Halverwege de school en de bouwhoeve van Dr. J.P. HEIJE, ontmoette men een geregeld corps arbeiders, met muziek en oranjevaan aan het hoofd, dat voor het kinderleger zijwaarts ging en front maakte, om zich terstond daarop aan hen aan te sluiten. Onder een vurig en krachtig “Wilhelmus” bereikte men alzoo gezamenlijk de zoo evengenoemde bouwhoeve, aar, onder een herhaald luidklinkend “Oranje boven” en het zingen van het geliefkoosde Oranje-liederen, aan den losgelaten en niet langer te bedwingen geestdrift den teugel werd gevierd. Toen een hartig en hartelijk woord van J.P. HEIJE aan het kleine volkje – en de trein trok terug om zich nog hier en ginder te vertoonen en te doen hooren.
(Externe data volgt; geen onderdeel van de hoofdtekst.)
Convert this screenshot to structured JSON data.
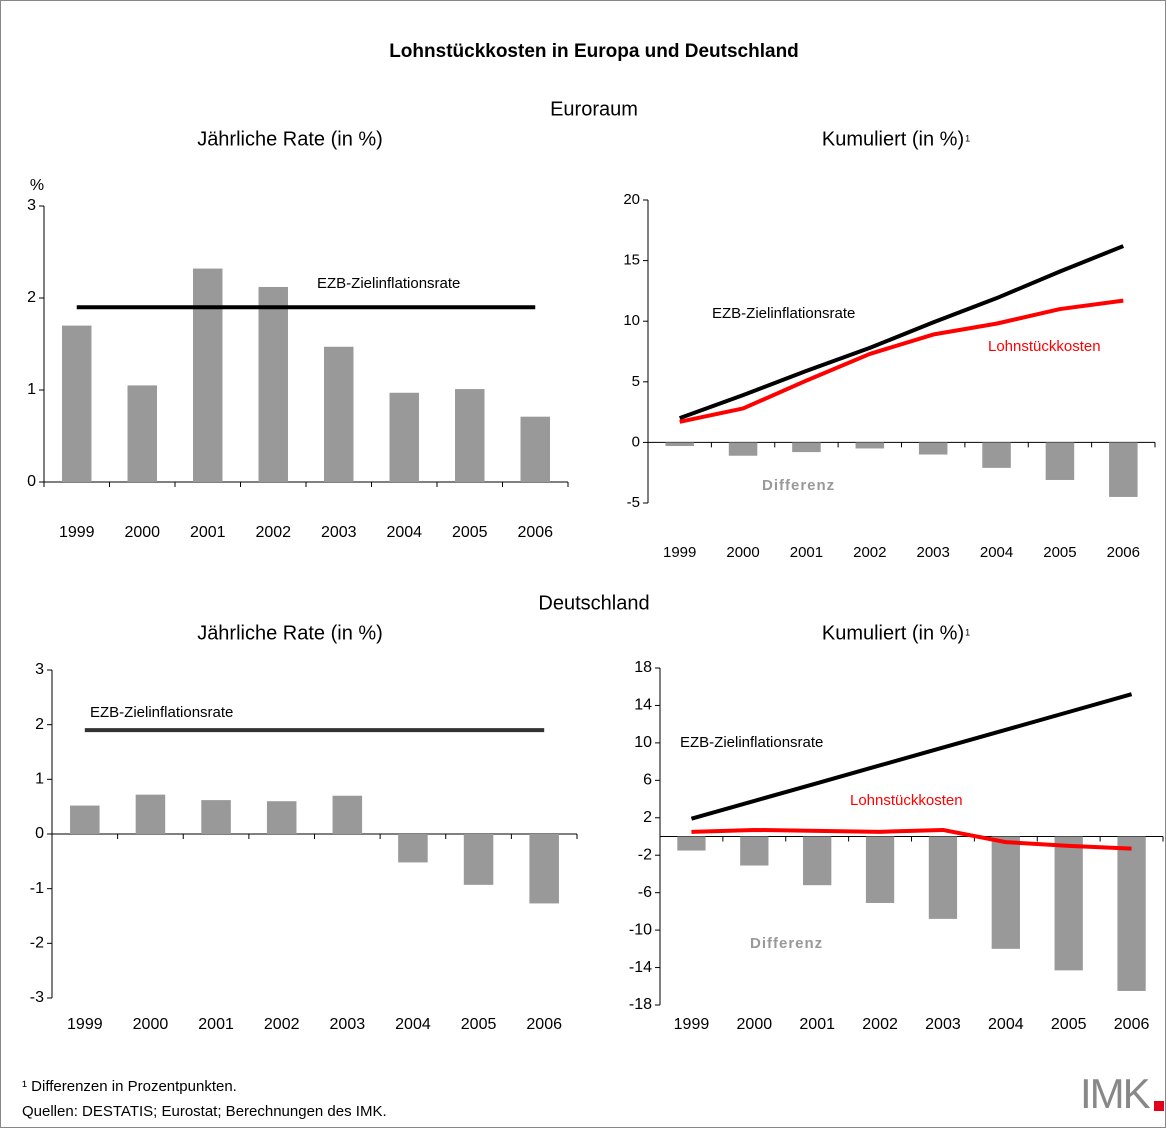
{
  "title": "Lohnstückkosten in Europa und Deutschland",
  "sections": [
    "Euroraum",
    "Deutschland"
  ],
  "footnotes": [
    "¹ Differenzen in Prozentpunkten.",
    "Quellen: DESTATIS; Eurostat; Berechnungen des IMK."
  ],
  "logo": "IMK",
  "chart_data": [
    {
      "type": "bar",
      "subtitle": "Jährliche Rate (in %)",
      "y_label": "%",
      "categories": [
        "1999",
        "2000",
        "2001",
        "2002",
        "2003",
        "2004",
        "2005",
        "2006"
      ],
      "ylim": [
        0,
        3
      ],
      "yticks": [
        0,
        1,
        2,
        3
      ],
      "series": [
        {
          "type": "bar",
          "color": "#999999",
          "values": [
            1.7,
            1.05,
            2.32,
            2.12,
            1.47,
            0.97,
            1.01,
            0.71
          ]
        },
        {
          "type": "line",
          "name": "EZB-Zielinflationsrate",
          "color": "#000000",
          "values": [
            1.9,
            1.9,
            1.9,
            1.9,
            1.9,
            1.9,
            1.9,
            1.9
          ]
        }
      ]
    },
    {
      "type": "combo",
      "subtitle": "Kumuliert (in %)",
      "subtitle_ref": "1",
      "categories": [
        "1999",
        "2000",
        "2001",
        "2002",
        "2003",
        "2004",
        "2005",
        "2006"
      ],
      "ylim": [
        -5,
        20
      ],
      "yticks": [
        -5,
        0,
        5,
        10,
        15,
        20
      ],
      "series": [
        {
          "type": "line",
          "name": "EZB-Zielinflationsrate",
          "color": "#000000",
          "values": [
            2.0,
            3.9,
            5.9,
            7.8,
            9.9,
            11.9,
            14.1,
            16.2
          ]
        },
        {
          "type": "line",
          "name": "Lohnstückkosten",
          "color": "#ff0000",
          "values": [
            1.7,
            2.8,
            5.1,
            7.3,
            8.9,
            9.8,
            11.0,
            11.7
          ]
        },
        {
          "type": "bar",
          "name": "Differenz",
          "color": "#999999",
          "values": [
            -0.3,
            -1.1,
            -0.8,
            -0.5,
            -1.0,
            -2.1,
            -3.1,
            -4.5
          ]
        }
      ]
    },
    {
      "type": "bar",
      "subtitle": "Jährliche Rate (in %)",
      "categories": [
        "1999",
        "2000",
        "2001",
        "2002",
        "2003",
        "2004",
        "2005",
        "2006"
      ],
      "ylim": [
        -3,
        3
      ],
      "yticks": [
        -3,
        -2,
        -1,
        0,
        1,
        2,
        3
      ],
      "series": [
        {
          "type": "bar",
          "color": "#999999",
          "values": [
            0.52,
            0.72,
            0.62,
            0.6,
            0.7,
            -0.52,
            -0.93,
            -1.27
          ]
        },
        {
          "type": "line",
          "name": "EZB-Zielinflationsrate",
          "color": "#333333",
          "values": [
            1.9,
            1.9,
            1.9,
            1.9,
            1.9,
            1.9,
            1.9,
            1.9
          ]
        }
      ]
    },
    {
      "type": "combo",
      "subtitle": "Kumuliert (in %)",
      "subtitle_ref": "1",
      "categories": [
        "1999",
        "2000",
        "2001",
        "2002",
        "2003",
        "2004",
        "2005",
        "2006"
      ],
      "ylim": [
        -18,
        18
      ],
      "yticks": [
        -18,
        -14,
        -10,
        -6,
        -2,
        2,
        6,
        10,
        14,
        18
      ],
      "series": [
        {
          "type": "line",
          "name": "EZB-Zielinflationsrate",
          "color": "#000000",
          "values": [
            1.9,
            3.8,
            5.7,
            7.6,
            9.5,
            11.4,
            13.3,
            15.2
          ]
        },
        {
          "type": "line",
          "name": "Lohnstückkosten",
          "color": "#ff0000",
          "values": [
            0.5,
            0.7,
            0.6,
            0.5,
            0.7,
            -0.6,
            -1.0,
            -1.3
          ]
        },
        {
          "type": "bar",
          "name": "Differenz",
          "color": "#999999",
          "values": [
            -1.5,
            -3.1,
            -5.2,
            -7.1,
            -8.8,
            -12.0,
            -14.3,
            -16.5
          ]
        }
      ]
    }
  ]
}
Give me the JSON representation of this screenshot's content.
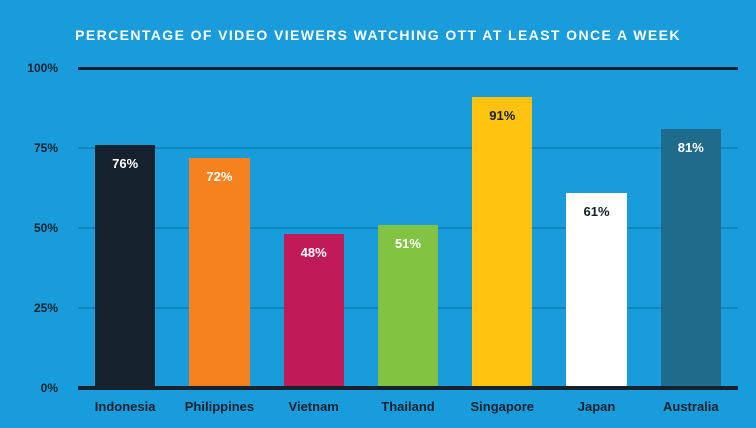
{
  "colors": {
    "background": "#189CDB",
    "title_text": "#FFFFFF",
    "axis_line": "#15222D",
    "gridline": "#0E86C0",
    "tick_text": "#15222D"
  },
  "chart_data": {
    "type": "bar",
    "title": "PERCENTAGE OF VIDEO VIEWERS WATCHING OTT AT LEAST ONCE A WEEK",
    "categories": [
      "Indonesia",
      "Philippines",
      "Vietnam",
      "Thailand",
      "Singapore",
      "Japan",
      "Australia"
    ],
    "values": [
      76,
      72,
      48,
      51,
      91,
      61,
      81
    ],
    "value_labels": [
      "76%",
      "72%",
      "48%",
      "51%",
      "91%",
      "61%",
      "81%"
    ],
    "bar_colors": [
      "#15222D",
      "#F6821F",
      "#C11A58",
      "#82C341",
      "#FFC20E",
      "#FFFFFF",
      "#1E6B8B"
    ],
    "value_label_colors": [
      "#FFFFFF",
      "#FFFFFF",
      "#FFFFFF",
      "#FFFFFF",
      "#10202B",
      "#10202B",
      "#FFFFFF"
    ],
    "xlabel": "",
    "ylabel": "",
    "ylim": [
      0,
      100
    ],
    "y_ticks": [
      0,
      25,
      50,
      75,
      100
    ],
    "y_tick_labels": [
      "0%",
      "25%",
      "50%",
      "75%",
      "100%"
    ],
    "grid": true,
    "legend_position": "none"
  }
}
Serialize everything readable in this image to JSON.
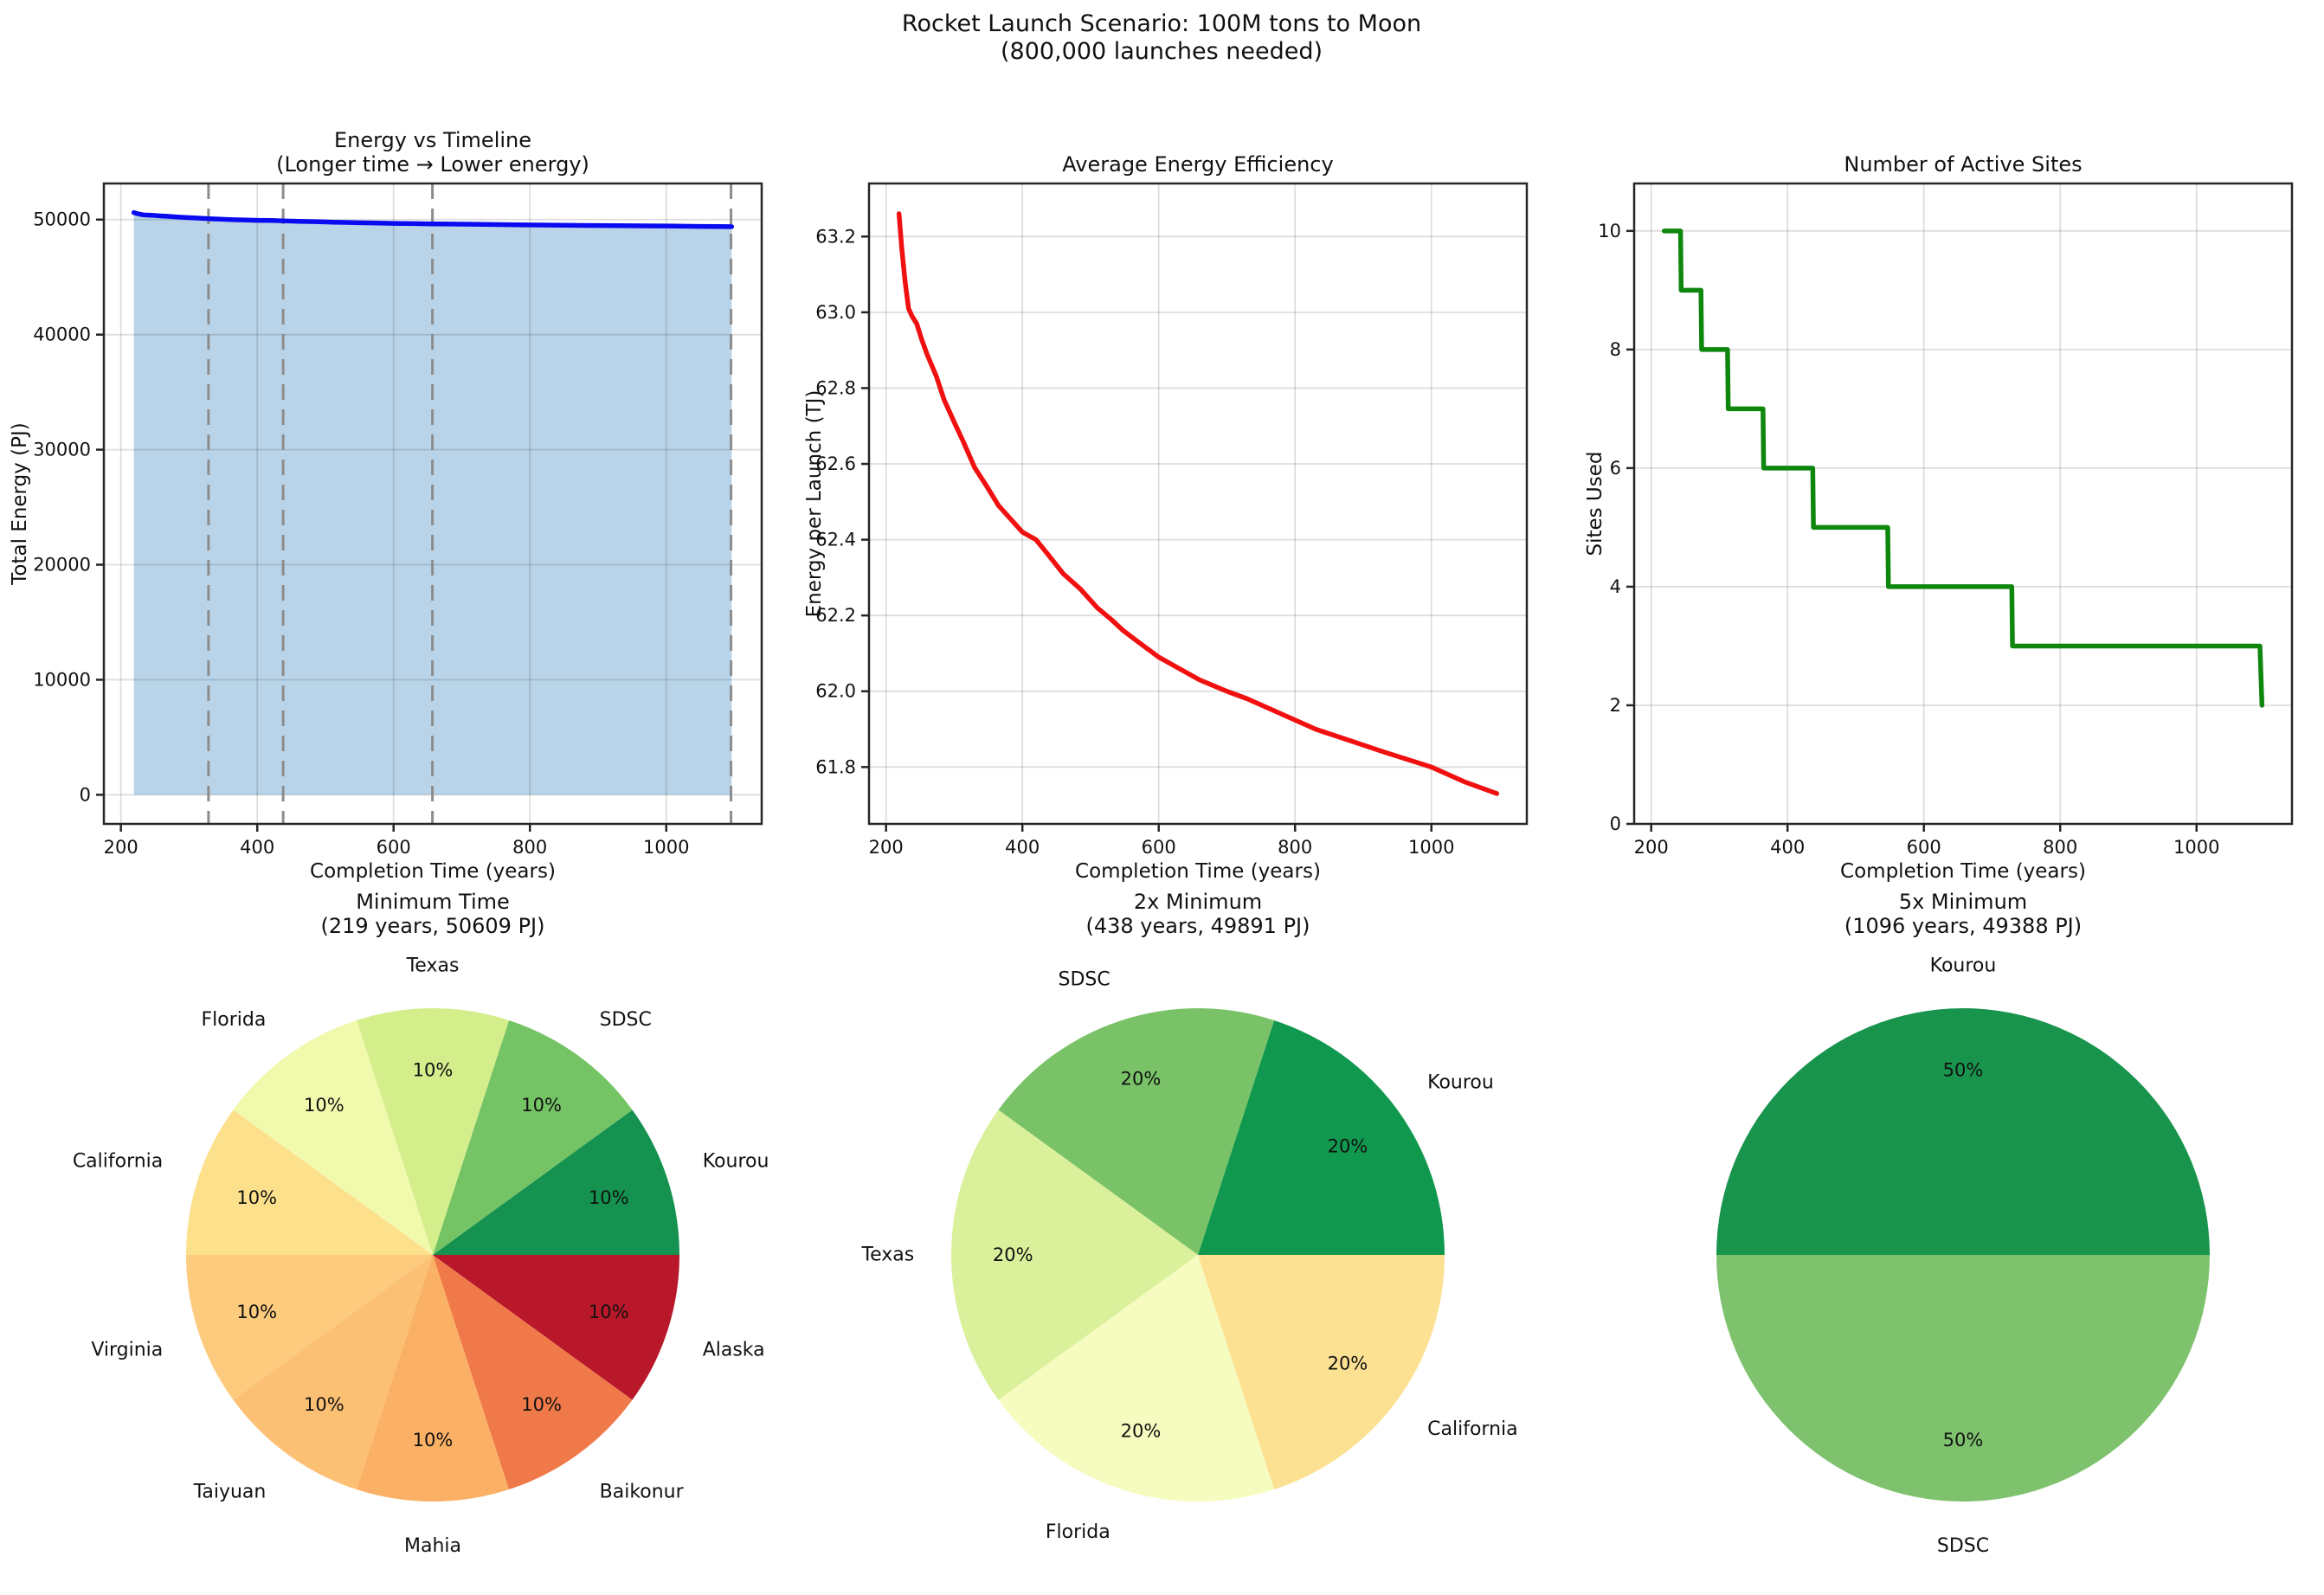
{
  "suptitle": {
    "line1": "Rocket Launch Scenario: 100M tons to Moon",
    "line2": "(800,000 launches needed)"
  },
  "chart_data": [
    {
      "id": "energy-vs-timeline",
      "type": "area",
      "title_lines": [
        "Energy vs Timeline",
        "(Longer time → Lower energy)"
      ],
      "xlabel": "Completion Time (years)",
      "ylabel": "Total Energy (PJ)",
      "xlim": [
        175,
        1140
      ],
      "ylim": [
        -2530,
        53140
      ],
      "x_ticks": [
        200,
        400,
        600,
        800,
        1000
      ],
      "y_ticks": [
        0,
        10000,
        20000,
        30000,
        40000,
        50000
      ],
      "tick_decimals": 0,
      "grid": true,
      "line_color": "#0a0af0",
      "fill_color": "#b9d4e9",
      "fill_baseline": 0,
      "vlines": [
        328.5,
        438,
        657,
        1095
      ],
      "vline_color": "#8c8c8c",
      "series": [
        [
          219,
          50609
        ],
        [
          223,
          50536
        ],
        [
          228,
          50464
        ],
        [
          233,
          50408
        ],
        [
          238,
          50392
        ],
        [
          245,
          50376
        ],
        [
          252,
          50344
        ],
        [
          260,
          50312
        ],
        [
          267,
          50288
        ],
        [
          274,
          50264
        ],
        [
          285,
          50216
        ],
        [
          300,
          50168
        ],
        [
          313,
          50128
        ],
        [
          330,
          50072
        ],
        [
          348,
          50032
        ],
        [
          365,
          49992
        ],
        [
          385,
          49960
        ],
        [
          400,
          49936
        ],
        [
          420,
          49920
        ],
        [
          438,
          49891
        ],
        [
          460,
          49848
        ],
        [
          485,
          49816
        ],
        [
          510,
          49776
        ],
        [
          530,
          49752
        ],
        [
          548,
          49728
        ],
        [
          570,
          49704
        ],
        [
          600,
          49672
        ],
        [
          630,
          49648
        ],
        [
          660,
          49624
        ],
        [
          700,
          49600
        ],
        [
          730,
          49584
        ],
        [
          780,
          49552
        ],
        [
          830,
          49520
        ],
        [
          880,
          49496
        ],
        [
          930,
          49472
        ],
        [
          1000,
          49440
        ],
        [
          1050,
          49408
        ],
        [
          1096,
          49388
        ]
      ]
    },
    {
      "id": "average-energy-efficiency",
      "type": "line",
      "title_lines": [
        "Average Energy Efficiency"
      ],
      "xlabel": "Completion Time (years)",
      "ylabel": "Energy per Launch (TJ)",
      "xlim": [
        175,
        1140
      ],
      "ylim": [
        61.65,
        63.34
      ],
      "x_ticks": [
        200,
        400,
        600,
        800,
        1000
      ],
      "y_ticks": [
        61.8,
        62.0,
        62.2,
        62.4,
        62.6,
        62.8,
        63.0,
        63.2
      ],
      "tick_decimals": 1,
      "grid": true,
      "line_color": "#f01010",
      "series": [
        [
          219,
          63.26
        ],
        [
          223,
          63.17
        ],
        [
          228,
          63.08
        ],
        [
          233,
          63.01
        ],
        [
          238,
          62.99
        ],
        [
          245,
          62.97
        ],
        [
          252,
          62.93
        ],
        [
          260,
          62.89
        ],
        [
          267,
          62.86
        ],
        [
          274,
          62.83
        ],
        [
          285,
          62.77
        ],
        [
          300,
          62.71
        ],
        [
          313,
          62.66
        ],
        [
          330,
          62.59
        ],
        [
          348,
          62.54
        ],
        [
          365,
          62.49
        ],
        [
          385,
          62.45
        ],
        [
          400,
          62.42
        ],
        [
          420,
          62.4
        ],
        [
          438,
          62.36
        ],
        [
          460,
          62.31
        ],
        [
          485,
          62.27
        ],
        [
          510,
          62.22
        ],
        [
          530,
          62.19
        ],
        [
          548,
          62.16
        ],
        [
          570,
          62.13
        ],
        [
          600,
          62.09
        ],
        [
          630,
          62.06
        ],
        [
          660,
          62.03
        ],
        [
          700,
          62.0
        ],
        [
          730,
          61.98
        ],
        [
          780,
          61.94
        ],
        [
          830,
          61.9
        ],
        [
          880,
          61.87
        ],
        [
          930,
          61.84
        ],
        [
          1000,
          61.8
        ],
        [
          1050,
          61.76
        ],
        [
          1096,
          61.73
        ]
      ]
    },
    {
      "id": "number-of-active-sites",
      "type": "step",
      "title_lines": [
        "Number of Active Sites"
      ],
      "xlabel": "Completion Time (years)",
      "ylabel": "Sites Used",
      "xlim": [
        175,
        1140
      ],
      "ylim": [
        0,
        10.8
      ],
      "x_ticks": [
        200,
        400,
        600,
        800,
        1000
      ],
      "y_ticks": [
        0,
        2,
        4,
        6,
        8,
        10
      ],
      "tick_decimals": 0,
      "grid": true,
      "line_color": "#0f870f",
      "series": [
        [
          219,
          10
        ],
        [
          243,
          10
        ],
        [
          244,
          9
        ],
        [
          273,
          9
        ],
        [
          274,
          8
        ],
        [
          312,
          8
        ],
        [
          313,
          7
        ],
        [
          364,
          7
        ],
        [
          365,
          6
        ],
        [
          437,
          6
        ],
        [
          438,
          5
        ],
        [
          547,
          5
        ],
        [
          548,
          4
        ],
        [
          729,
          4
        ],
        [
          730,
          3
        ],
        [
          1093,
          3
        ],
        [
          1096,
          2
        ]
      ]
    },
    {
      "id": "pie-minimum-time",
      "type": "pie",
      "title_lines": [
        "Minimum Time",
        "(219 years, 50609 PJ)"
      ],
      "start_angle_deg": 0,
      "direction": "counterclockwise",
      "slices": [
        {
          "label": "Kourou",
          "value": 10,
          "pct_label": "10%",
          "color": "#15924f"
        },
        {
          "label": "SDSC",
          "value": 10,
          "pct_label": "10%",
          "color": "#74c365"
        },
        {
          "label": "Texas",
          "value": 10,
          "pct_label": "10%",
          "color": "#d5ee8c"
        },
        {
          "label": "Florida",
          "value": 10,
          "pct_label": "10%",
          "color": "#f1f9ad"
        },
        {
          "label": "California",
          "value": 10,
          "pct_label": "10%",
          "color": "#fde08c"
        },
        {
          "label": "Virginia",
          "value": 10,
          "pct_label": "10%",
          "color": "#fdcb7e"
        },
        {
          "label": "Taiyuan",
          "value": 10,
          "pct_label": "10%",
          "color": "#fcc074"
        },
        {
          "label": "Mahia",
          "value": 10,
          "pct_label": "10%",
          "color": "#fbb165"
        },
        {
          "label": "Baikonur",
          "value": 10,
          "pct_label": "10%",
          "color": "#f0794a"
        },
        {
          "label": "Alaska",
          "value": 10,
          "pct_label": "10%",
          "color": "#b9182a"
        }
      ]
    },
    {
      "id": "pie-2x-minimum",
      "type": "pie",
      "title_lines": [
        "2x Minimum",
        "(438 years, 49891 PJ)"
      ],
      "start_angle_deg": 0,
      "direction": "counterclockwise",
      "slices": [
        {
          "label": "Kourou",
          "value": 20,
          "pct_label": "20%",
          "color": "#11984f"
        },
        {
          "label": "SDSC",
          "value": 20,
          "pct_label": "20%",
          "color": "#79c267"
        },
        {
          "label": "Texas",
          "value": 20,
          "pct_label": "20%",
          "color": "#daf09a"
        },
        {
          "label": "Florida",
          "value": 20,
          "pct_label": "20%",
          "color": "#f6fbbf"
        },
        {
          "label": "California",
          "value": 20,
          "pct_label": "20%",
          "color": "#fde193"
        }
      ]
    },
    {
      "id": "pie-5x-minimum",
      "type": "pie",
      "title_lines": [
        "5x Minimum",
        "(1096 years, 49388 PJ)"
      ],
      "start_angle_deg": 0,
      "direction": "counterclockwise",
      "slices": [
        {
          "label": "Kourou",
          "value": 50,
          "pct_label": "50%",
          "color": "#18944d"
        },
        {
          "label": "SDSC",
          "value": 50,
          "pct_label": "50%",
          "color": "#7ec26e"
        }
      ]
    }
  ]
}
Zo was het 4 uur geworden, waarop de plegtige uitreiking van feestplaat en feestboekje plaats vond, en het hoofd vol van Oranje en Nederland, het jeugdig hart vervuld met vaderlandslievende gevoelens, ging ieder huiswaarts, om te vertellen wat blijden dag hij genoten had.
Des avond hadden er nog optogten van werklieden plaats, die door hunne Heeren onthaald op krentenbrood, bier en chocolade, wel uitgelaten vrolijk, maar niet ongebonden of dartel waren. Een zeer aardige illuminatie bij J. DE JONGH verhoogde niet weinig de feestvreugde, en nog menigen toon en nog menig lied voor Vaderland en Oranje rolden in het donker van den avond langs de eenzame vlakte henen, welligt terzelfder tijd, dat menig dankgebed voor Oranje en Vaderland opsteeg naar omhoog.